On walking out of Christopher Nolan’s most recent masterpiece, Inception, I found myself tragically plunged back into reality as the sticky floor of the cinema foyer reminded me exactly where I was. It was the pain of this realisation which verified for me that Nolan had achieved the primary goal of the filmmaker, to entirely envelop your audience into your own imaginative vision. Nolan’s film is not only a fantastic bit of Cinema, with its slick aesthetics, clever and well executed dialogue and edge of your seat action sequences, it is the accompanying thoughtfulness which sets him apart from his peers. Nolan’s conception of dreams and reality in the film become a self reflexive meditation on the nature of cinema itself, as it goes about allowing the audience to completely escape reality and slide into his own seductive and exciting dreams. After all, what is an audience but a group sitting together in room and sharing a dream, receiving a message, an idea, from the creators of the film?

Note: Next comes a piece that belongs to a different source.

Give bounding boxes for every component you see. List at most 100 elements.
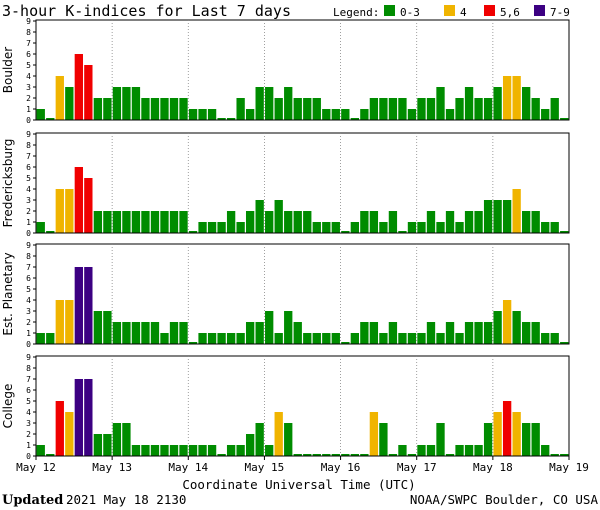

In the build up to its release Nolan told The LA Times that he was influenced by the school of science fiction films which sprung to prominence in the 90’s. With the popularity of the Matrix setting off a trend of movies which ask the audience to question their conceptions of reality and the veracity of the world around us, Nolan goes about asking us: does the spinning top ever stop?:
“I think ours is of an older school, ours is more of The Matrix variety and the concepts of different levels of reality,” Nolan said. “The whole concept of avatars and living life as someone else, there’s a relationship to what we’re doing, but I think when I first started trying to make this film happen it was very much pulled from that era of movies where you had The Matrix, you had Dark City, you had The Thirteenth Floor and, to a certain extent, you had Memento too. They were based in the principles that the world around you might not be real.”
In terms of the film itself the cast are as good as they look on paper. The emerging talents of Ellen Page, Cillian Murphy, Tom Hardy and the ever well dressed Joseph Gordon-Levitt match up well with the more established big hitters of DiCaprio, Nolan’s increasingly ever-present lucky charm Sir Michael Cain and the hauntingly beautiful Marion Cotillard. Page and Murphy especially seek to break typecast as the former exudes a new maturity in an attempt to escape her quirky roots and the latter bringing a new vulnerability to the screen which is distant from his previous Nolan role of the Scarecrow.
By now there is little need for me to review this film in a traditional way as everything that can be said about it, glowing or critical, already has. However, one thing which has really irritated me in a lot of reviews of Inception and of Nolan himself is the comparisons with Stanley Kubrick. They are both vastly different filmmakers who deserve to be regarded independently for their achievements in the field (although Nolan’s career is still a fledgling one). Kubrick was a master across genre, with each of his films warranting a seminal place in their respective genres, for example 2001: A Space Odyssey as sci-fi and Full Metal Jacket as a Vietnam War movie. Nolan’s films fit more into a genre which is indefinable in their originality and imaginative breadth, allowing for him to leave a legacy entirely of his own. It is truly sad that these two directors have to be compared simply on the grounds that they make big budget, Hollywood movies while maintaining artistic, emotional and intellectual integrity. Nolan has embraced and utilised the technology available to him to create stunning special effects that bring something exciting and also cerebral to his pictures. This can be opposed to the cheap thrills of most big budget Hollywood films being made today which seek only to distract their audience with more loud bangs and bigger explosions (Yes Bruckheimer I am looking at you). These two directors seek to maintain the pillars of what cinema should be, entertaining AND thought provoking and many in Hollywood should look at their example. Christopher Nolan is producing films which maintain my faith in the Hollywood model of filmmaking and in Cinema on the whole as it looked to be declining into an endless cycle of remakes and adaptations of already established material.